A new crystal form of Lys48-linked diubiquitin

Abstract

Lys48-linked polyubiquitin chains are recognized by the proteasome as a tag for the degradation of the attached substrates. Here, a new crystal form of Lys48-linked diubiquitin (Ub2) was obtained and the crystal structure was refined to 1.6 A resolution. The structure reveals an ordered isopeptide bond in a trans configuration. All three molecules in the asymmetric unit were in the same closed conformation, in which the hydrophobic patches of both the distal and the proximal moieties interact with each other. Despite the different crystallization conditions and different crystal packing, the new crystal structure of Ub2 is similar to the previously published structure of diubiquitin, but differences are observed in the conformation of the flexible isopeptide linkage.

Figure 1

Crystal structure of Lys48-linked Ub₂. (a) Cartoon representation of a Ub₂ molecule in the crystal structure. The proximal and distal moieties are coloured magenta and cyan, respectively. The atoms forming the isopeptide bond as well as the interface residues Ile44 and Val70 are shown as sticks. Residues labelled with primes belong to the distal moiety. (b) Close-up view of the residues forming the interface between the distal and proximal subunits. The molecular surface of the proximal subunit is displayed in transparent white. (c) Cross-eye stereoview ribbon display of the overlaid Ub₂ crystal structures. The three chains in the new crystal structure are shaded yellow, blue and red for A–B, C–D and E–F, respectively. The previously reported crystal structure of Ub₂ is shaded in magenta (PDB code 1aar; Cook et al., 1992 ▶).
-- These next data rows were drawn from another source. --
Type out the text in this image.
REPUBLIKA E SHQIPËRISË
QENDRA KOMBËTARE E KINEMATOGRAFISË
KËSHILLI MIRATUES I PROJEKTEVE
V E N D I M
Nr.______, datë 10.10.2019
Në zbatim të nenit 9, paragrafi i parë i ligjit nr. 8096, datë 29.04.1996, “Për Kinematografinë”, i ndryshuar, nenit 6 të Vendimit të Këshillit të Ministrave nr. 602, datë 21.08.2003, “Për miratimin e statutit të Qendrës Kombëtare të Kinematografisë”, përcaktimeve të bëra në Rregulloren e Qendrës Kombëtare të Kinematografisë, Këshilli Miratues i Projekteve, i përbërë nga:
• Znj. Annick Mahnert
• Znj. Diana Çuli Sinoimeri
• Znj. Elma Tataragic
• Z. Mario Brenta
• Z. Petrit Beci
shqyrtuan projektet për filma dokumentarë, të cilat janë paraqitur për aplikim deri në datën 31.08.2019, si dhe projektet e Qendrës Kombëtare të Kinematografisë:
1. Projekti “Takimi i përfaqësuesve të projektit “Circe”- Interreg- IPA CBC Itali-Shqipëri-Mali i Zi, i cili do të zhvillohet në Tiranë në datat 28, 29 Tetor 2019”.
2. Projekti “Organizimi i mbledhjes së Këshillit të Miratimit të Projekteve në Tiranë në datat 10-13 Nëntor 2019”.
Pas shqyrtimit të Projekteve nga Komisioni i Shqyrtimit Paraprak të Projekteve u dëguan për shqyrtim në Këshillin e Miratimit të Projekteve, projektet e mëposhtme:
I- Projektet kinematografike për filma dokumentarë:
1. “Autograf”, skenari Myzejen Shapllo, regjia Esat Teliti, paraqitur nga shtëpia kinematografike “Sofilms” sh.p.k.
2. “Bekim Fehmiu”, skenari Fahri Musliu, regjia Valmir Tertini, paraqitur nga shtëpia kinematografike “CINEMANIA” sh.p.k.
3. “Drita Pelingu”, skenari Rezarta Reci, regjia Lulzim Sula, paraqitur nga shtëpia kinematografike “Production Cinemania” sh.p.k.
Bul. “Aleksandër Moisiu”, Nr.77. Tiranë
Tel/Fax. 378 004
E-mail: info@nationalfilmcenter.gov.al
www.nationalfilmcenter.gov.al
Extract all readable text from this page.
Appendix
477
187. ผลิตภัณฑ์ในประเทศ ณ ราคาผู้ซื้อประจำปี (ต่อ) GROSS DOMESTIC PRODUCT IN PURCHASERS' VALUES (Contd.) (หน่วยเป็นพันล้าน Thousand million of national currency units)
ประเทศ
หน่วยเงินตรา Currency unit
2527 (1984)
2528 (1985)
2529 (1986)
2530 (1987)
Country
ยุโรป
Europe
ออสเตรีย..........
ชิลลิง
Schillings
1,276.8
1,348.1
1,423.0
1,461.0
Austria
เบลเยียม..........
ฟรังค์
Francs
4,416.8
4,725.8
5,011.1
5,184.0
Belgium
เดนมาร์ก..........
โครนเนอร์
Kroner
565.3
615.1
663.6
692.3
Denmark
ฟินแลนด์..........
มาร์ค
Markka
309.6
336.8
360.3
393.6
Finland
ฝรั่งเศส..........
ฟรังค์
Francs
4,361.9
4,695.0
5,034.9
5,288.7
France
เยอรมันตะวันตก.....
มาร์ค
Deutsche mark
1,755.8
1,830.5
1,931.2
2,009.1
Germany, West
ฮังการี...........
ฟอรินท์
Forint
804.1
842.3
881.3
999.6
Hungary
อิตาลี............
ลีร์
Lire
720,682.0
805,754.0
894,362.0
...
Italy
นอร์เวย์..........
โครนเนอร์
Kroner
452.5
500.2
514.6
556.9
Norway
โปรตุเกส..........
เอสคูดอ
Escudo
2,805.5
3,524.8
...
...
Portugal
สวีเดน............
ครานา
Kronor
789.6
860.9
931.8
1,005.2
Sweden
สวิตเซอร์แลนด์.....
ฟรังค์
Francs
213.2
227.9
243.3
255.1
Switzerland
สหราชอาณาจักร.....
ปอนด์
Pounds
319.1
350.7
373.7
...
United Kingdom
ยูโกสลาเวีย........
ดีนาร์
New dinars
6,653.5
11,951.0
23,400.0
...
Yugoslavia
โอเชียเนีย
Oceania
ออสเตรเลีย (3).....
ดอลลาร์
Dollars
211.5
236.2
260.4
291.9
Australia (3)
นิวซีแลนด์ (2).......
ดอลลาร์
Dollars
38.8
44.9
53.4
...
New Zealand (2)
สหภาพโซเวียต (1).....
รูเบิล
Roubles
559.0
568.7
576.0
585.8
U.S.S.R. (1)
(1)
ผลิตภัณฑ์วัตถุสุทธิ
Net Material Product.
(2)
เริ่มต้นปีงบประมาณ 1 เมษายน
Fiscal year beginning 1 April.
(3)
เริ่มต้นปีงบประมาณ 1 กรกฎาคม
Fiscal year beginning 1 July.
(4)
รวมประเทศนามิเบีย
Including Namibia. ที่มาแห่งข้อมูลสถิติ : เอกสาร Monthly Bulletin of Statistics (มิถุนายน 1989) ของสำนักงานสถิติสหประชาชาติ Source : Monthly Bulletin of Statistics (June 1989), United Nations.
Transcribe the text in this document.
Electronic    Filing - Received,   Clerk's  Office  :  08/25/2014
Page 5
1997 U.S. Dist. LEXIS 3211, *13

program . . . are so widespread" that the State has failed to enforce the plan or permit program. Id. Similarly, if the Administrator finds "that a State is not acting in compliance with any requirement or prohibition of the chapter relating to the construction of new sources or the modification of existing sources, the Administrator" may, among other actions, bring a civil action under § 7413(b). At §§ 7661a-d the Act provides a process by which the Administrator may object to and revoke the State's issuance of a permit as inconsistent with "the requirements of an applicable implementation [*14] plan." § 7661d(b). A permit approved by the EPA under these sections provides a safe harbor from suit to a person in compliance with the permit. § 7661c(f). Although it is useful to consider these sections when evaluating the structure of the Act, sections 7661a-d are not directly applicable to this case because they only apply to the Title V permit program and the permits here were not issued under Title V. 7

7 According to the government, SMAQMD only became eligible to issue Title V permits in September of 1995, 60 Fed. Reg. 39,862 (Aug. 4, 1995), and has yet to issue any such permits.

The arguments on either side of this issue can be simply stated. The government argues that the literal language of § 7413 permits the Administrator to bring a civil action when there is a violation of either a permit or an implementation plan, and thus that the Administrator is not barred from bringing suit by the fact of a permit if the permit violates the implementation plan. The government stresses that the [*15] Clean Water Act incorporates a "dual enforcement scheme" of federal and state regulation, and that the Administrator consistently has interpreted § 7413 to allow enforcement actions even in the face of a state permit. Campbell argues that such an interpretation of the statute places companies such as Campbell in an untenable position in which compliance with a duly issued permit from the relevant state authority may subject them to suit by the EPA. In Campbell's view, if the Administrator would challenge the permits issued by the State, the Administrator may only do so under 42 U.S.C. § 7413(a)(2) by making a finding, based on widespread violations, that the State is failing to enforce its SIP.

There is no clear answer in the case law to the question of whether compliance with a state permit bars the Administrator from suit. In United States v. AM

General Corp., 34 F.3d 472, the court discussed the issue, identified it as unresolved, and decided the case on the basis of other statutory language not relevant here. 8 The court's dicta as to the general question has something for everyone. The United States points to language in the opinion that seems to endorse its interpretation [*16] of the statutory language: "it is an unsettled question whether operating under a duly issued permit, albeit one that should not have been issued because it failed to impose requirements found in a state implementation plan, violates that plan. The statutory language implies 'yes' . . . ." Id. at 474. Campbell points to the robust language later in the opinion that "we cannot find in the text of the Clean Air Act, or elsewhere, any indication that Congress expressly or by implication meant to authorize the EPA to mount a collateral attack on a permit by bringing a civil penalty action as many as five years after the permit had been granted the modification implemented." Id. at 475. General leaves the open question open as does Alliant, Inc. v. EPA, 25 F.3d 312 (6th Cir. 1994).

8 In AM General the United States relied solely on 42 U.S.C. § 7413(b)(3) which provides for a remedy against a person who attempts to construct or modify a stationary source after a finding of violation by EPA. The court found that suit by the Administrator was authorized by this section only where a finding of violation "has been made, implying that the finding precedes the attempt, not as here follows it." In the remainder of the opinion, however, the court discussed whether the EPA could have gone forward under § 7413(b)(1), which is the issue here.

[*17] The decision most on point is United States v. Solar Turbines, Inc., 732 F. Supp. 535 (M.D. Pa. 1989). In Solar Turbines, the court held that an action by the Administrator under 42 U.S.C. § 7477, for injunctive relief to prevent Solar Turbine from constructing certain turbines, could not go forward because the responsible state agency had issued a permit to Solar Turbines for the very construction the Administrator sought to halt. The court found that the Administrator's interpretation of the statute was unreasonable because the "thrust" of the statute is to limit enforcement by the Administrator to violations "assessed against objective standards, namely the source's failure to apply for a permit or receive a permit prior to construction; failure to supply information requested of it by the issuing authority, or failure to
Residues that have different conformations in different subunits are labelled. The disordered C-termini of the proximal moieties are labelled ‘C’.

Figure 2

Conformation of the isopeptide bond in the crystal structure of Ub₂. (a) Cross-eye stereoview of the σ_A-weighted 2F _o − F _c electron-density map at the isopeptide linkage contoured in blue at 0.35 e Å⁻³. The atomic model is drawn as sticks. Water molecules are drawn as red spheres. (b) The three Lys48-linked Ub₂ molecules in one asymmetric unit are coloured yellow for chains A–B, blue for chains C–D and red for chains E–F. Distal (A, C and E) and proximal (B, D and F) ubiquitin moieties are distinguished by pale and dark shades, respectively. Chains C′ and D′ are from an adjacent asymmetric unit and are labelled in pale and dark cyan, respectively. The isopeptide linkages are shown as spheres coloured by atom type (white, carbon; blue, nitrogen; red, oxygen). (c) Cross-eye stereoview of the isopeptide bond and its interactions. Residues labelled with primes belong to a distal moiety. Hydrogen bonds are shown as dashed lines. C atoms of chains A–B and E–F are shown in yellow and salmon red, respectively.

Figure 3

Comparison of loop conformations in different Ub₂ crystal structures. (a) Comparison of the isopeptide-bond conformation in the two Ub₂ crystal structures. Chains A–B of the new crystal structure are coloured yellow and the previous structure (PDB code 1aar; Cook et al., 1992 ▶) is coloured magenta. Residues labelled with primes belong to a distal moiety. The conformation of the isopeptide bond in chains C–D and E–F is similar to that in chains A–B. (b) Comparison of the β1–β2 loop conformation in chain B (yellow) and the previous crystal structure (magenta). The conformation of this loop in chains C–D and E–F of the new structure is similar to that shown in magenta.